Doug Rohan, who represents Hernandez-Ortiz, said his client has been invited to attend Tuesday’s hearing but has not been informed of any imminent deals.

James said he assumes, considering the charges against Long, that any deal would include a sentence of life in prison without the possibility of parole.

When presented with the alternatives, family members and loved ones generally prefer that outcome to a lengthy trial, he said.

And while Long, according to police, confessed to the killings, a death sentence is no sure bet, James said.

In the last seven years only one death sentence has been handed down in Georgia. A Gwinnett County jury in 2019 sentenced Tiffany Moss to die by lethal injection for starving her 10-year-old stepdaughter to death, then trying to burn the child’s corpse inside a trash can. In that case, Moss served as her own lawyer but put up no defense.

James noted Long’s mental health could emerge as a powerful mitigating circumstance in a death case, as Long had no prior criminal record.

Following his capture in Crisp County, about 150 miles south of Atlanta, Cherokee police said Long blamed his actions on a sexual addiction that clashed with his strict religious upbringing. Investigators say he had been a patron of at least two of the spas.

After the Woodstock area shootings, Long drove to Atlanta, where police say he shot and killed three women at Gold Spa on Piedmont Avenue and another woman at Aromatherapy Spa across the street. All of the Atlanta victims and two of those killed in Cherokee were women of Asian descent.

Willis said she believes hate crime charges are also warranted.
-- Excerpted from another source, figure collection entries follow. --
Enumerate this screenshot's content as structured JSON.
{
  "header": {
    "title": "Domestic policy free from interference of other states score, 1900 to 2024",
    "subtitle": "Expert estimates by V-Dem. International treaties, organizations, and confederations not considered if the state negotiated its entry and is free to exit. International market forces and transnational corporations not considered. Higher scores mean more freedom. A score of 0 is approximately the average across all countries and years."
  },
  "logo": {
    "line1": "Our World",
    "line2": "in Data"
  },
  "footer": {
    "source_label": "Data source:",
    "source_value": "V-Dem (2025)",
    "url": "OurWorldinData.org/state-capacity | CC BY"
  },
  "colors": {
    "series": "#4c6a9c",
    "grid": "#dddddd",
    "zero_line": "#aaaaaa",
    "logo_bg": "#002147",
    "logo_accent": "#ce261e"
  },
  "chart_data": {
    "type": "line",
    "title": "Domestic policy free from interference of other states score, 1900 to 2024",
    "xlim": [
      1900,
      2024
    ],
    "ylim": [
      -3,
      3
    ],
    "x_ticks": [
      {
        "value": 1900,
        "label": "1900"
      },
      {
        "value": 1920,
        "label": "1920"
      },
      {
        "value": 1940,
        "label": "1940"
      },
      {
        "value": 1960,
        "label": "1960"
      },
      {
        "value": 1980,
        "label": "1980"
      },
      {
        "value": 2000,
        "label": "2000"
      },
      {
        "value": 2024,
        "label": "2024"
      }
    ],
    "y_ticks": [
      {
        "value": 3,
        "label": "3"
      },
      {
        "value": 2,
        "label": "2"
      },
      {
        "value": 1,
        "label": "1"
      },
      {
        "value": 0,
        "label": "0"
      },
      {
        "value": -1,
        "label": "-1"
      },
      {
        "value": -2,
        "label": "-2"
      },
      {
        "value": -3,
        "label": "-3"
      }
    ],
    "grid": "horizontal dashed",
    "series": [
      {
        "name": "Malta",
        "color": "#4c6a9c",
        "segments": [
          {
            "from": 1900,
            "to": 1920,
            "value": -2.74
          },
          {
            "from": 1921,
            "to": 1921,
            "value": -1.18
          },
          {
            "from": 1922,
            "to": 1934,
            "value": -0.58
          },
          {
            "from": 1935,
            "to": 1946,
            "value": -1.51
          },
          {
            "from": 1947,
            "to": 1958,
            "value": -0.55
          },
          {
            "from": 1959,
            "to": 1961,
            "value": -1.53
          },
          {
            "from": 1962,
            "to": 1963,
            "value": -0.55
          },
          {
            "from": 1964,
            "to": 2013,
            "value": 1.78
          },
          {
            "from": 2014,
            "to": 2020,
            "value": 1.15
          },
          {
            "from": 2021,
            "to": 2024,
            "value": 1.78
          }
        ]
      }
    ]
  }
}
Georgia’s hate crimes law went into effect in June and provides sentencing guidelines for anyone convicted of targeting a victim based on race, color, religion, national origin, sex, sexual orientation, gender, mental disability or physical disability.

Wallace has not addressed the possibility of hate crimes in the Long case.

“Today we have taken another step forward in seeking justice for the victims of this crime and for their family members,” she said in a statement following the May indictments.

Willis, fearing a lengthy delay in the Fulton County case if Long were to be transferred to a state prison following a plea deal, filed a motion last week to have the defendant transported to Fulton jail. Fulton Superior Court Judge Ural Glanville granted her request, and Long is set to be arraigned in Atlanta on August 23.